METHODS: The SRS Registry of the NeuroPoint Alliance was used for this study. This registry included patients from 16 enrolling sites who underwent SRS from 2017 to 2022. Data are prospectively collected without a prespecified research purpose. The main outcomes of this analysis were overall survival (OS), out-of-field recurrence, local progression, and intracranial progression. All time-to-event investigations included Kaplan-Meier analyses and multivariable Cox regressions.

RESULTS: Two hundred sixty-four patients were identified, with a mean age of 66.7 years and a female proportion of 48.5%. Most patients (84.5%) had a Karnofsky Performance Status (KPS) score of 80-100, and the mean baseline EQ-5D score was 0.539 quality-adjusted life years. A single lesion was present in 53.4% of the patients, and 29.1% of patients had 3 or more lesions. The median OS was 28.1 months, and independent predictors of mortality included no control of primary tumor (hazard ratio [HR] 2.1), KPS of 80 (HR 2.4) or lower (HR 2.4), coronary artery disease (HR 2.8), and 5 or more lesions present at the time of SRS treatment (HR 2.3). The median out-of-field progression-free survival (PFS) was 24.8 months, and the median local PFS was unreached. Intralesional hemorrhage was an independent risk factor of local progression, with an HR of 6.0. The median intracranial PFS was 14.0 months and was predicted by the number of lesions at the time of SRS (3-4 lesions, HR 2.2; 5-14 lesions, HR 2.5).
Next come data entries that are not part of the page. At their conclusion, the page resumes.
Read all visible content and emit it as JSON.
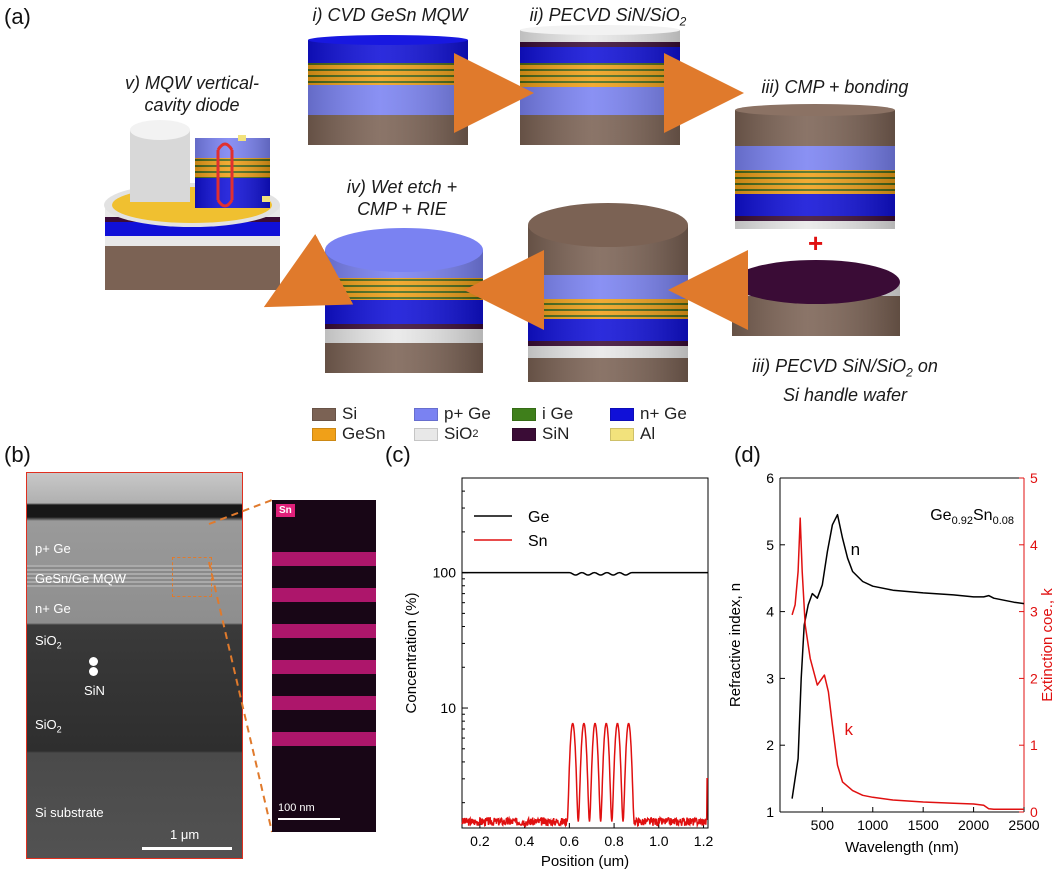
{
  "panel_labels": {
    "a": "(a)",
    "b": "(b)",
    "c": "(c)",
    "d": "(d)"
  },
  "steps": {
    "s1": "i) CVD GeSn MQW",
    "s2_main": "ii) PECVD SiN/SiO",
    "s2_sub": "2",
    "s3a": "iii) CMP + bonding",
    "s3b_line1_main": "iii) PECVD SiN/SiO",
    "s3b_line1_sub": "2",
    "s3b_line1_tail": " on",
    "s3b_line2": "Si handle wafer",
    "s4_line1": "iv) Wet etch +",
    "s4_line2": "CMP + RIE",
    "s5_line1": "v) MQW vertical-",
    "s5_line2": "cavity diode",
    "plus": "+"
  },
  "legend": [
    {
      "label": "Si",
      "sub": "",
      "color": "#7b6254"
    },
    {
      "label": "p+ Ge",
      "sub": "",
      "color": "#7a82f2"
    },
    {
      "label": "i Ge",
      "sub": "",
      "color": "#3f7f1b"
    },
    {
      "label": "n+ Ge",
      "sub": "",
      "color": "#1010d8"
    },
    {
      "label": "GeSn",
      "sub": "",
      "color": "#f0a018"
    },
    {
      "label": "SiO",
      "sub": "2",
      "color": "#e8e8e8"
    },
    {
      "label": "SiN",
      "sub": "",
      "color": "#3a0c36"
    },
    {
      "label": "Al",
      "sub": "",
      "color": "#f2e27c"
    }
  ],
  "sem": {
    "p_ge": "p+ Ge",
    "mqw": "GeSn/Ge MQW",
    "n_ge": "n+ Ge",
    "sio2_top": "SiO",
    "sio2_top_sub": "2",
    "sin": "SiN",
    "sio2_bot": "SiO",
    "sio2_bot_sub": "2",
    "si_sub": "Si substrate",
    "scale": "1 μm",
    "eds_tag": "Sn",
    "eds_scale": "100 nm"
  },
  "chart_data": [
    {
      "type": "line",
      "panel": "(c)",
      "xlabel": "Position (um)",
      "ylabel": "Concentration (%)",
      "xlim": [
        0.12,
        1.22
      ],
      "ylim": [
        1.3,
        500
      ],
      "yscale": "log",
      "xticks": [
        "0.2",
        "0.4",
        "0.6",
        "0.8",
        "1.0",
        "1.2"
      ],
      "yticks": [
        "10",
        "100"
      ],
      "legend_position": "top-left",
      "series": [
        {
          "name": "Ge",
          "color": "#000000",
          "baseline": 100,
          "wells": 5,
          "well_start": 0.6,
          "well_end": 0.88,
          "well_depth": 4
        },
        {
          "name": "Sn",
          "color": "#e01010",
          "baseline": 1.45,
          "wells": 6,
          "well_start": 0.6,
          "well_end": 0.88,
          "peak": 7.7
        }
      ]
    },
    {
      "type": "line",
      "panel": "(d)",
      "title": "Ge0.92Sn0.08",
      "title_main": "Ge",
      "title_sub1": "0.92",
      "title_mid": "Sn",
      "title_sub2": "0.08",
      "xlabel": "Wavelength (nm)",
      "ylabel_left": "Refractive index, n",
      "ylabel_right": "Extinction coe., k",
      "xlim": [
        80,
        2500
      ],
      "ylim_left": [
        1,
        6
      ],
      "ylim_right": [
        0,
        5
      ],
      "xticks": [
        "500",
        "1000",
        "1500",
        "2000",
        "2500"
      ],
      "yticks_left": [
        "1",
        "2",
        "3",
        "4",
        "5",
        "6"
      ],
      "yticks_right": [
        "0",
        "1",
        "2",
        "3",
        "4",
        "5"
      ],
      "series": [
        {
          "name": "n",
          "color": "#000000",
          "axis": "left",
          "x": [
            200,
            230,
            260,
            290,
            320,
            360,
            400,
            450,
            500,
            550,
            600,
            650,
            700,
            750,
            800,
            900,
            1000,
            1200,
            1500,
            1800,
            2000,
            2100,
            2150,
            2200,
            2300,
            2400,
            2500
          ],
          "y": [
            1.2,
            1.5,
            1.8,
            3.0,
            3.8,
            4.1,
            4.27,
            4.2,
            4.4,
            4.9,
            5.3,
            5.45,
            5.1,
            4.8,
            4.6,
            4.45,
            4.38,
            4.32,
            4.28,
            4.25,
            4.22,
            4.22,
            4.24,
            4.2,
            4.17,
            4.14,
            4.12
          ]
        },
        {
          "name": "k",
          "color": "#e01010",
          "axis": "right",
          "x": [
            200,
            230,
            260,
            280,
            300,
            330,
            380,
            450,
            520,
            560,
            600,
            650,
            700,
            800,
            900,
            1000,
            1200,
            1500,
            1800,
            2000,
            2100,
            2150,
            2200,
            2300,
            2500
          ],
          "y": [
            2.95,
            3.1,
            3.6,
            4.4,
            3.6,
            2.8,
            2.3,
            1.9,
            2.05,
            1.8,
            1.3,
            0.7,
            0.45,
            0.32,
            0.25,
            0.22,
            0.18,
            0.15,
            0.13,
            0.12,
            0.1,
            0.05,
            0.04,
            0.04,
            0.04
          ]
        }
      ],
      "curve_labels": {
        "n": "n",
        "k": "k"
      }
    }
  ]
}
CONCLUSIONS: In this real-world prospective study, the authors used a national quality registry and found favorable OS in patients with NSCLC BMs undergoing SRS compared with results from previously published RCTs. The intracranial PFS was mainly driven by the emergence of new lesions rather than local progression. A greater number of lesions at baseline was associated with out-of-field progression, while intralesional hemorrhage at baseline was associated with local progression.